Spot container rates to the U.S. East and West coasts measured by the Shanghai Containerized Freight Index declined in the week ending July 26, ahead of a planned Aug. 1 general rate increase.
“The U.S. routes have shown a weaker development when compared to the European trades. We cannot yet categorically determine the outcome of the planned GRI put forward by the TSA. However, with no increase being reflected this week, the signals at present remain fairly bearish,” said Richard Ward, research analyst for container derivatives at ICAP.

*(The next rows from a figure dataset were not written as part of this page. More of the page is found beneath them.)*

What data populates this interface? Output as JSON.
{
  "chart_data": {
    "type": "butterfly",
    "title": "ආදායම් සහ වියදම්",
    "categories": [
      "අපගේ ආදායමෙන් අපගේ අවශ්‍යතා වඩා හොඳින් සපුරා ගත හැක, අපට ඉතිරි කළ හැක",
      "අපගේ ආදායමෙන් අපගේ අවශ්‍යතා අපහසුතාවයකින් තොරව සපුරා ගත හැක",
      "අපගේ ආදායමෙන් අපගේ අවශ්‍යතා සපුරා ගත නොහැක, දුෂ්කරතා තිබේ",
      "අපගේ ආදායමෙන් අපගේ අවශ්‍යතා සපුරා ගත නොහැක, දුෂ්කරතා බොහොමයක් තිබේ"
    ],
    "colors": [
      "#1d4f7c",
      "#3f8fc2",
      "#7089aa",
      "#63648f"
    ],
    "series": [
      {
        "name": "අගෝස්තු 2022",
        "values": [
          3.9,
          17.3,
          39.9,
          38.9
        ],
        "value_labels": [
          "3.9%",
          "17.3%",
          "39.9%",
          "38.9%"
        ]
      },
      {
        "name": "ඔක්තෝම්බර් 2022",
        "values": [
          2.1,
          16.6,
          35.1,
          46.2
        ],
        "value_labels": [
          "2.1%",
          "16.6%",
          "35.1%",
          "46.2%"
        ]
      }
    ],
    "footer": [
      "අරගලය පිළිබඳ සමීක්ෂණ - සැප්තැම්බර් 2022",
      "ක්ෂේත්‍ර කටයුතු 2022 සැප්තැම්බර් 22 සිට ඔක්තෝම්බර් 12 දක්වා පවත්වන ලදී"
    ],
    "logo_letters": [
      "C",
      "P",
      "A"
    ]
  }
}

The Transpacific Stabilization Agreement, a discussion group of 15 ocean carriers in the Asia-to-U.S. containerized trade, announced an Aug. 1 peak-season surcharge of $400 per 40-foot container. USL, which operates in the trans-Pacific but isn't part of the TSA, announced plans for a similar increase.
The spot rate from Shanghai to the U.S. West Coast dropped 2 percent, or $37, from the previous week to $1,942 per FEU, according to SCFI data issued by the Shanghai Shipping Exchange on Friday. The West Coast has managed to hold on to 24 percent of the July 1 $400 per FEU GRI. The current spot rate is 18 percent below the level in the same week last year. It was the 16th straight week in which the rate was down year-over-year, and is 12.6 percent, or $279, less than the level at the beginning of 2013.
The spot rate to the U.S. East Coast edged down 0.6 percent, or $20 per FEU, to $3,273, in the latest week. The East Coast has kept 48 percent of a July 1 proposed $600 GRI. The current rate is down 6.8 percent from the same week in 2012 and 2.5 percent, or $85, less than it was at the beginning of 2013.